Figures show that about 50 per cent of mobile devices shipped this year will be smartphones, roughly 918 million units. And the number is only expected to grow over the next five years, reaching 1.5 billion in 2017.

IDC attributes the rise in smartphone popularity to a number of factors, including falling prices and the widespread introduction of 4G networks. Historically, the highest demand for smartphones has been in the Western world, but analysts are seeing a shift to emerging markets.

Demand for smartphones in China, Brazil and India is expected to grow year-over-year thanks to large populations and improving economies that have created a burgeoning middle class eager to scoop up the gadgets.

“While we don’t expect China’s smartphone growth to maintain the pace of a runaway train as it has over the last two years, there continue to be big drivers to keep the market growing as it leads the way to ever-lower smartphone prices and the country’s transition to 4G networks is only just beginning,” said Melissa Chau, senior research manager, IDC Asia/Pacific. “Even as China starts to mature, there remains enormous untapped potential in other emerging markets like India, where we expect less than half of all phones shipped there to be smartphones by 2017, and yet it will weigh in as the world’s third largest market.”

China currently leads the pack in smartphone shipments, having eclipsed the U.S. last year.
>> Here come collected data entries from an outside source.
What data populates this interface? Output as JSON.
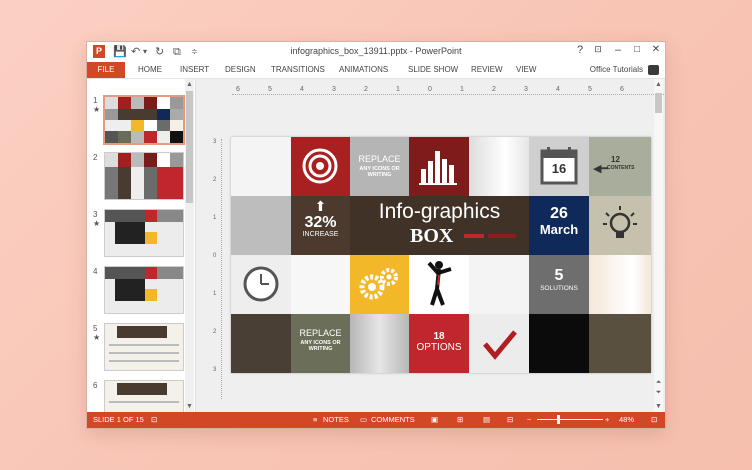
{
  "app": {
    "doc_title": "infographics_box_13911.pptx - PowerPoint",
    "logo_letter": "P",
    "help": "?",
    "minimize": "–",
    "restore": "□",
    "close": "✕"
  },
  "ribbon": {
    "file": "FILE",
    "tabs": [
      "HOME",
      "INSERT",
      "DESIGN",
      "TRANSITIONS",
      "ANIMATIONS",
      "SLIDE SHOW",
      "REVIEW",
      "VIEW"
    ],
    "account": "Office Tutorials"
  },
  "thumbnails": [
    {
      "num": "1",
      "star": "★"
    },
    {
      "num": "2",
      "star": ""
    },
    {
      "num": "3",
      "star": "★"
    },
    {
      "num": "4",
      "star": ""
    },
    {
      "num": "5",
      "star": "★"
    },
    {
      "num": "6",
      "star": ""
    }
  ],
  "ruler": {
    "h_ticks": [
      "6",
      "5",
      "4",
      "3",
      "2",
      "1",
      "0",
      "1",
      "2",
      "3",
      "4",
      "5",
      "6"
    ],
    "v_ticks": [
      "3",
      "2",
      "1",
      "0",
      "1",
      "2",
      "3"
    ]
  },
  "slide": {
    "replace_top": "REPLACE",
    "replace_mid": "ANY ICONS OR",
    "replace_bot": "WRITING",
    "calendar_num": "16",
    "twelve": "12",
    "contents": "CONTENTS",
    "pct": "32%",
    "increase": "INCREASE",
    "title_line1": "Info-graphics",
    "title_line2": "BOX",
    "date_num": "26",
    "date_month": "March",
    "five": "5",
    "solutions": "SOLUTIONS",
    "eighteen": "18",
    "options": "OPTIONS",
    "replace2_top": "REPLACE",
    "replace2_mid": "ANY ICONS OR",
    "replace2_bot": "WRITING"
  },
  "status": {
    "slide_of": "SLIDE 1 OF 15",
    "notes": "NOTES",
    "comments": "COMMENTS",
    "zoom": "48%"
  },
  "colors": {
    "accent": "#d24726",
    "dark_red": "#8e1d1b",
    "red": "#c0272d",
    "navy": "#0f2a5a",
    "olive": "#6b6b5b",
    "yellow": "#f2b829"
  }
}
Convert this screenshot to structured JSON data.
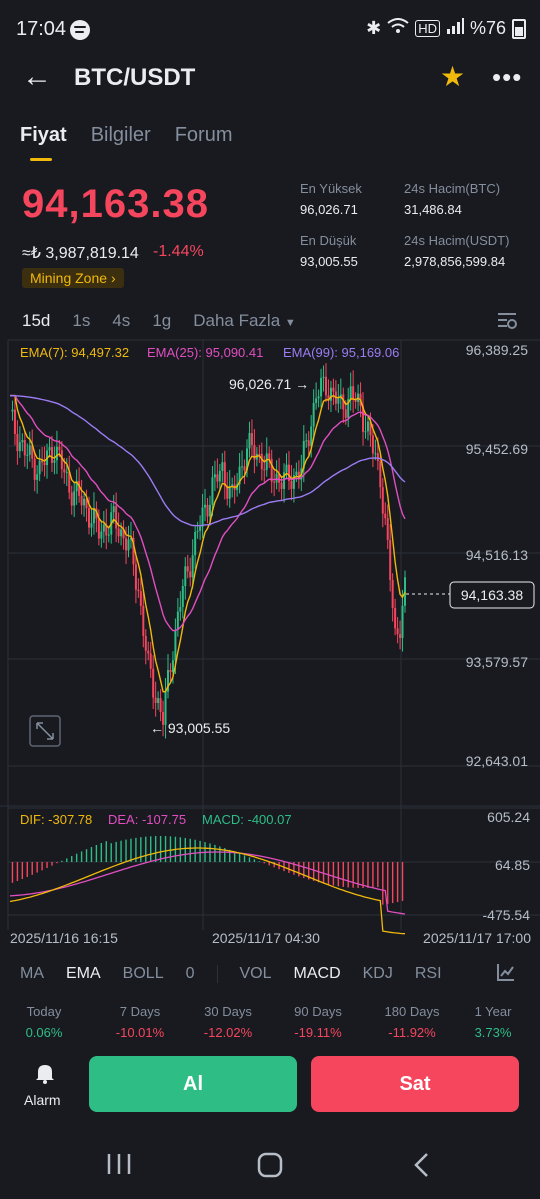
{
  "status_bar": {
    "time": "17:04",
    "icons": [
      "spotify-icon",
      "bluetooth-icon",
      "wifi-icon",
      "hd-icon",
      "signal-icon"
    ],
    "battery": "%76"
  },
  "header": {
    "title": "BTC/USDT"
  },
  "tabs": [
    {
      "label": "Fiyat",
      "active": true
    },
    {
      "label": "Bilgiler"
    },
    {
      "label": "Forum"
    }
  ],
  "price": {
    "last": "94,163.38",
    "fiat": "≈₺ 3,987,819.14",
    "change": "-1.44%",
    "badge": "Mining Zone"
  },
  "stats": {
    "high_label": "En Yüksek",
    "high": "96,026.71",
    "low_label": "En Düşük",
    "low": "93,005.55",
    "vol_btc_label": "24s Hacim(BTC)",
    "vol_btc": "31,486.84",
    "vol_usdt_label": "24s Hacim(USDT)",
    "vol_usdt": "2,978,856,599.84"
  },
  "timeframes": [
    "15d",
    "1s",
    "4s",
    "1g",
    "Daha Fazla"
  ],
  "chart": {
    "ema7": "EMA(7): 94,497.32",
    "ema25": "EMA(25): 95,090.41",
    "ema99": "EMA(99): 95,169.06",
    "y_ticks": [
      "96,389.25",
      "95,452.69",
      "94,516.13",
      "93,579.57",
      "92,643.01"
    ],
    "current_price": "94,163.38",
    "high_marker": "96,026.71",
    "low_marker": "93,005.55",
    "dif": "DIF: -307.78",
    "dea": "DEA: -107.75",
    "macd": "MACD: -400.07",
    "macd_ticks": [
      "605.24",
      "64.85",
      "-475.54"
    ],
    "x_ticks": [
      "2025/11/16 16:15",
      "2025/11/17 04:30",
      "2025/11/17 17:00"
    ],
    "colors": {
      "up": "#2ebd85",
      "down": "#f6465d",
      "ema7": "#f0b90b",
      "ema25": "#e04ec0",
      "ema99": "#9c7cf2"
    }
  },
  "indicators": {
    "main": [
      "MA",
      "EMA",
      "BOLL",
      "0"
    ],
    "sub": [
      "VOL",
      "MACD",
      "KDJ",
      "RSI"
    ],
    "active_main": "EMA",
    "active_sub": "MACD"
  },
  "performance": [
    {
      "label": "Today",
      "value": "0.06%",
      "dir": "up"
    },
    {
      "label": "7 Days",
      "value": "-10.01%",
      "dir": "down"
    },
    {
      "label": "30 Days",
      "value": "-12.02%",
      "dir": "down"
    },
    {
      "label": "90 Days",
      "value": "-19.11%",
      "dir": "down"
    },
    {
      "label": "180 Days",
      "value": "-11.92%",
      "dir": "down"
    },
    {
      "label": "1 Year",
      "value": "3.73%",
      "dir": "up"
    }
  ],
  "actions": {
    "alarm": "Alarm",
    "buy": "Al",
    "sell": "Sat"
  }
}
Brazil, where a large amount of the population has not yet made the switch to smartphones, is expected to see significant growth, as is India, which is projected to have the highest increase.
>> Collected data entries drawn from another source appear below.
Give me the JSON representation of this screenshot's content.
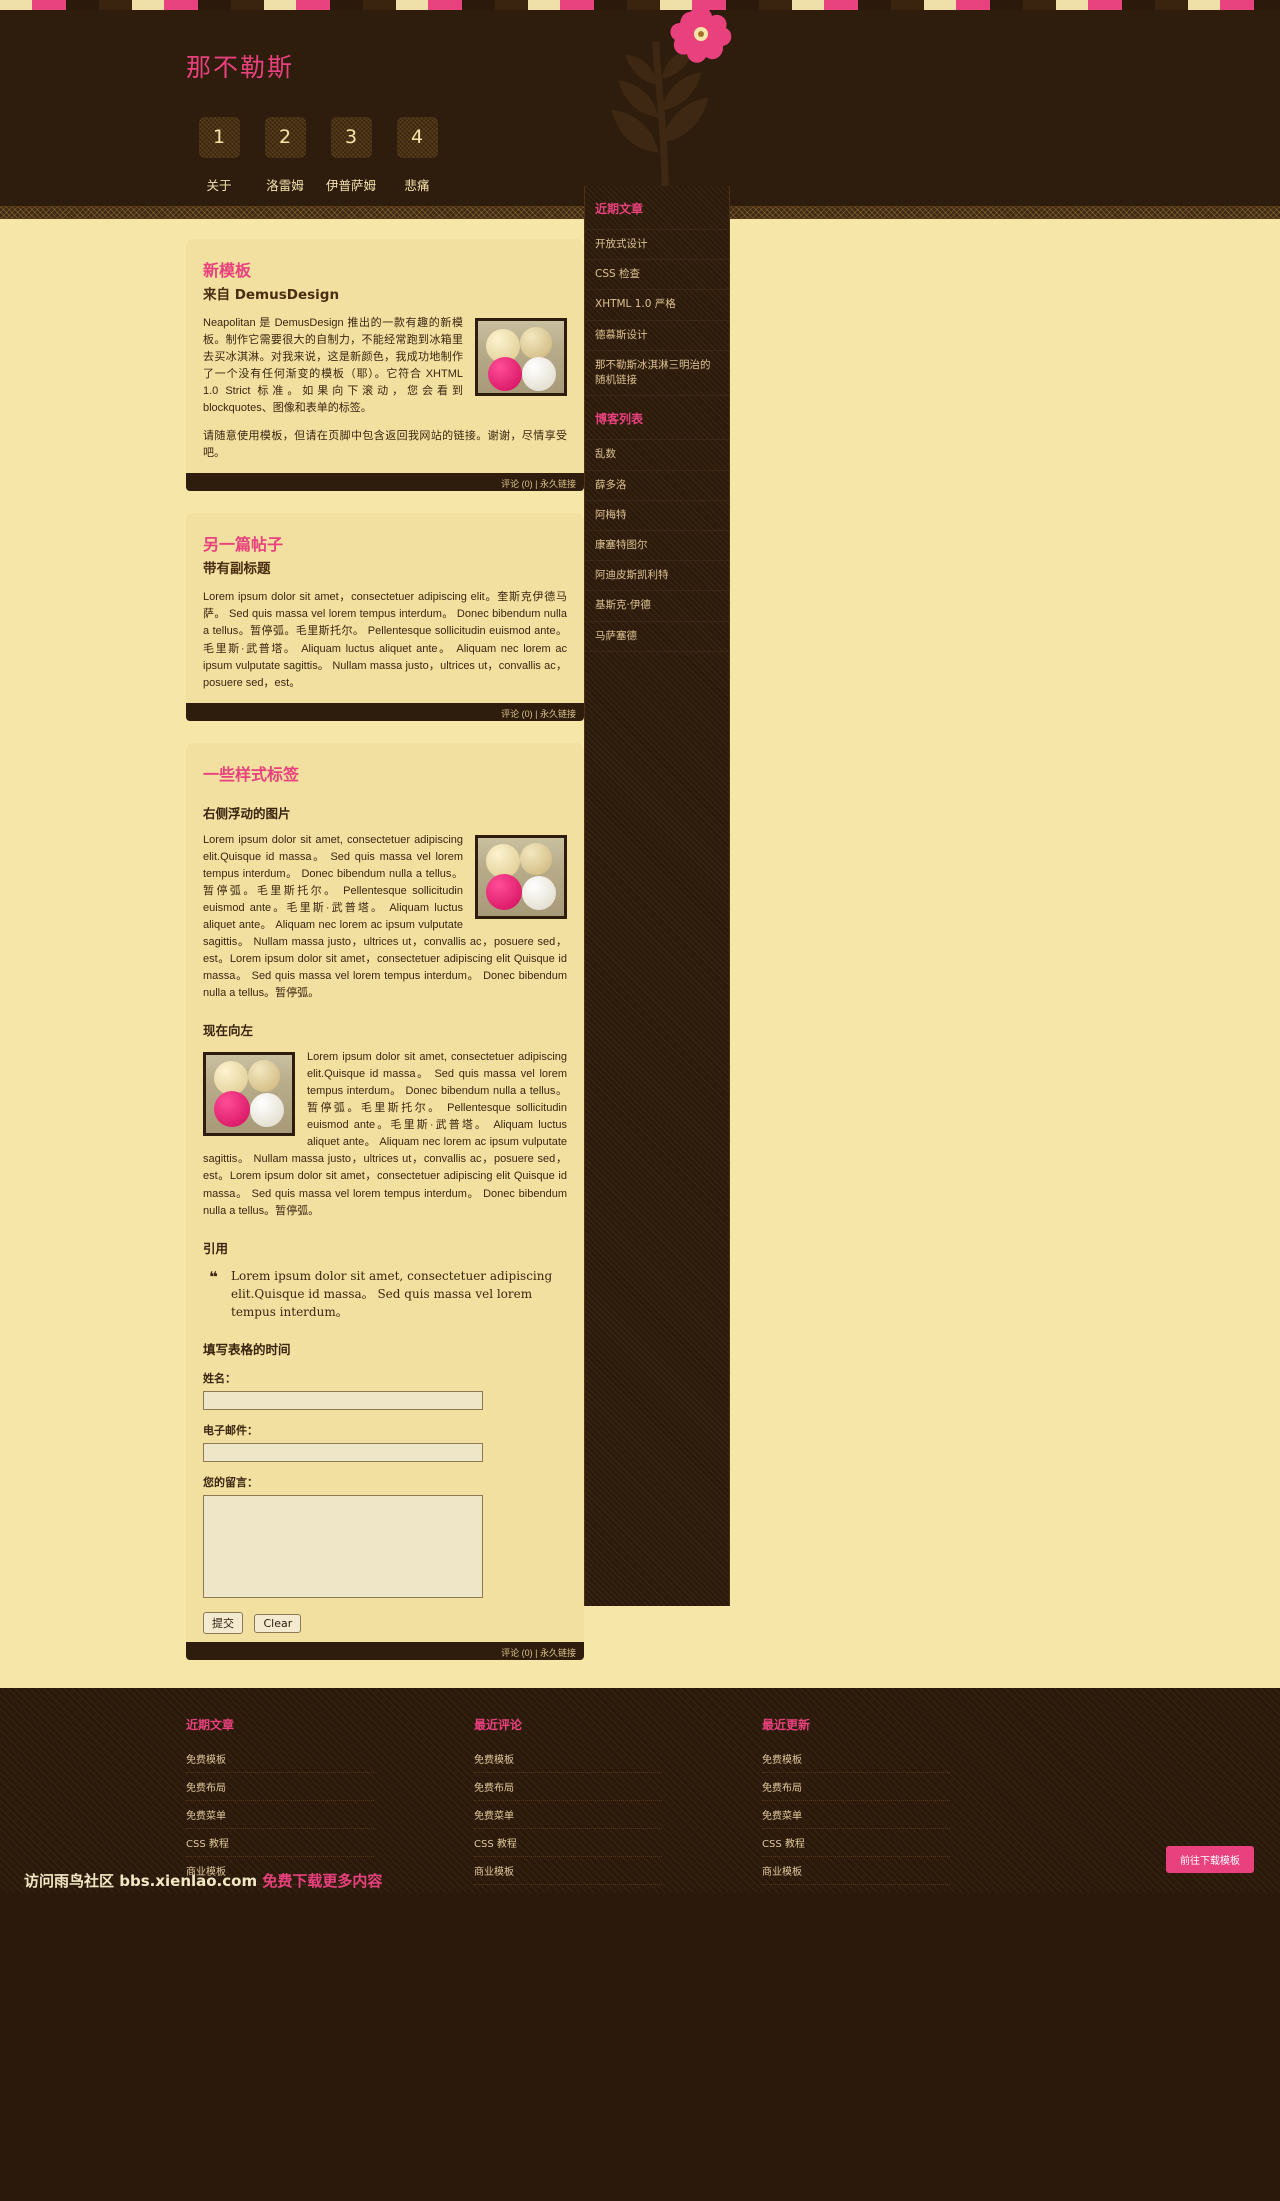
{
  "header": {
    "site_title": "那不勒斯",
    "nav": [
      {
        "num": "1",
        "label": "关于"
      },
      {
        "num": "2",
        "label": "洛雷姆"
      },
      {
        "num": "3",
        "label": "伊普萨姆"
      },
      {
        "num": "4",
        "label": "悲痛"
      }
    ],
    "flower_icon": "flower-icon"
  },
  "posts": [
    {
      "title": "新模板",
      "subtitle": "来自 DemusDesign",
      "paragraphs": [
        "Neapolitan 是 DemusDesign 推出的一款有趣的新模板。制作它需要很大的自制力，不能经常跑到冰箱里去买冰淇淋。对我来说，这是新颜色，我成功地制作了一个没有任何渐变的模板（耶）。它符合 XHTML 1.0 Strict 标准。如果向下滚动，您会看到 blockquotes、图像和表单的标签。",
        "请随意使用模板，但请在页脚中包含返回我网站的链接。谢谢，尽情享受吧。"
      ],
      "meta_comments": "评论 (0)",
      "meta_sep": "|",
      "meta_permalink": "永久链接"
    },
    {
      "title": "另一篇帖子",
      "subtitle": "带有副标题",
      "paragraphs": [
        "Lorem ipsum dolor sit amet，consectetuer adipiscing elit。奎斯克伊德马萨。 Sed quis massa vel lorem tempus interdum。 Donec bibendum nulla a tellus。暂停弧。毛里斯托尔。 Pellentesque sollicitudin euismod ante。毛里斯·武普塔。 Aliquam luctus aliquet ante。 Aliquam nec lorem ac ipsum vulputate sagittis。 Nullam massa justo，ultrices ut，convallis ac，posuere sed，est。"
      ],
      "meta_comments": "评论 (0)",
      "meta_sep": "|",
      "meta_permalink": "永久链接"
    },
    {
      "title": "一些样式标签",
      "heading_right": "右侧浮动的图片",
      "para_right": "Lorem ipsum dolor sit amet, consectetuer adipiscing elit.Quisque id massa。 Sed quis massa vel lorem tempus interdum。 Donec bibendum nulla a tellus。暂停弧。毛里斯托尔。 Pellentesque sollicitudin euismod ante。毛里斯·武普塔。 Aliquam luctus aliquet ante。 Aliquam nec lorem ac ipsum vulputate sagittis。 Nullam massa justo，ultrices ut，convallis ac，posuere sed，est。Lorem ipsum dolor sit amet，consectetuer adipiscing elit Quisque id massa。 Sed quis massa vel lorem tempus interdum。 Donec bibendum nulla a tellus。暂停弧。",
      "heading_left": "现在向左",
      "para_left": "Lorem ipsum dolor sit amet, consectetuer adipiscing elit.Quisque id massa。 Sed quis massa vel lorem tempus interdum。 Donec bibendum nulla a tellus。暂停弧。毛里斯托尔。 Pellentesque sollicitudin euismod ante。毛里斯·武普塔。 Aliquam luctus aliquet ante。 Aliquam nec lorem ac ipsum vulputate sagittis。 Nullam massa justo，ultrices ut，convallis ac，posuere sed，est。Lorem ipsum dolor sit amet，consectetuer adipiscing elit Quisque id massa。 Sed quis massa vel lorem tempus interdum。 Donec bibendum nulla a tellus。暂停弧。",
      "heading_quote": "引用",
      "quote_mark": "❝",
      "quote_text": "Lorem ipsum dolor sit amet, consectetuer adipiscing elit.Quisque id massa。 Sed quis massa vel lorem tempus interdum。",
      "heading_form": "填写表格的时间",
      "form": {
        "name_label": "姓名：",
        "name_value": "",
        "email_label": "电子邮件：",
        "email_value": "",
        "message_label": "您的留言：",
        "message_value": "",
        "submit_label": "提交",
        "clear_label": "Clear"
      },
      "meta_comments": "评论 (0)",
      "meta_sep": "|",
      "meta_permalink": "永久链接"
    }
  ],
  "sidebar": {
    "sections": [
      {
        "title": "近期文章",
        "items": [
          "开放式设计",
          "CSS 检查",
          "XHTML 1.0 严格",
          "德慕斯设计",
          "那不勒斯冰淇淋三明治的随机链接"
        ]
      },
      {
        "title": "博客列表",
        "items": [
          "乱数",
          "薛多洛",
          "阿梅特",
          "康塞特图尔",
          "阿迪皮斯凯利特",
          "基斯克·伊德",
          "马萨塞德"
        ]
      }
    ]
  },
  "footer": {
    "columns": [
      {
        "title": "近期文章",
        "items": [
          "免费模板",
          "免费布局",
          "免费菜单",
          "CSS 教程",
          "商业模板"
        ]
      },
      {
        "title": "最近评论",
        "items": [
          "免费模板",
          "免费布局",
          "免费菜单",
          "CSS 教程",
          "商业模板"
        ]
      },
      {
        "title": "最近更新",
        "items": [
          "免费模板",
          "免费布局",
          "免费菜单",
          "CSS 教程",
          "商业模板"
        ]
      }
    ],
    "download_label": "前往下载模板",
    "watermark_a": "访问雨鸟社区 bbs.xienlao.com",
    "watermark_b": "免费下载更多内容"
  },
  "colors": {
    "accent_pink": "#e8417e",
    "bg_dark": "#2b1a0c",
    "bg_cream": "#f6e7a8"
  }
}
On the other hand, the U.S. – where smartphone use is already mainstream – will likely see slower growth in the years to come. The United Kingdom faces a similar circumstance, where smartphones are already popular and the economy is stagnant. However, it still has more wealth compared to other Western European countries, along with high carrier subsidies and more LTE network rollouts, solidifying it as a major player.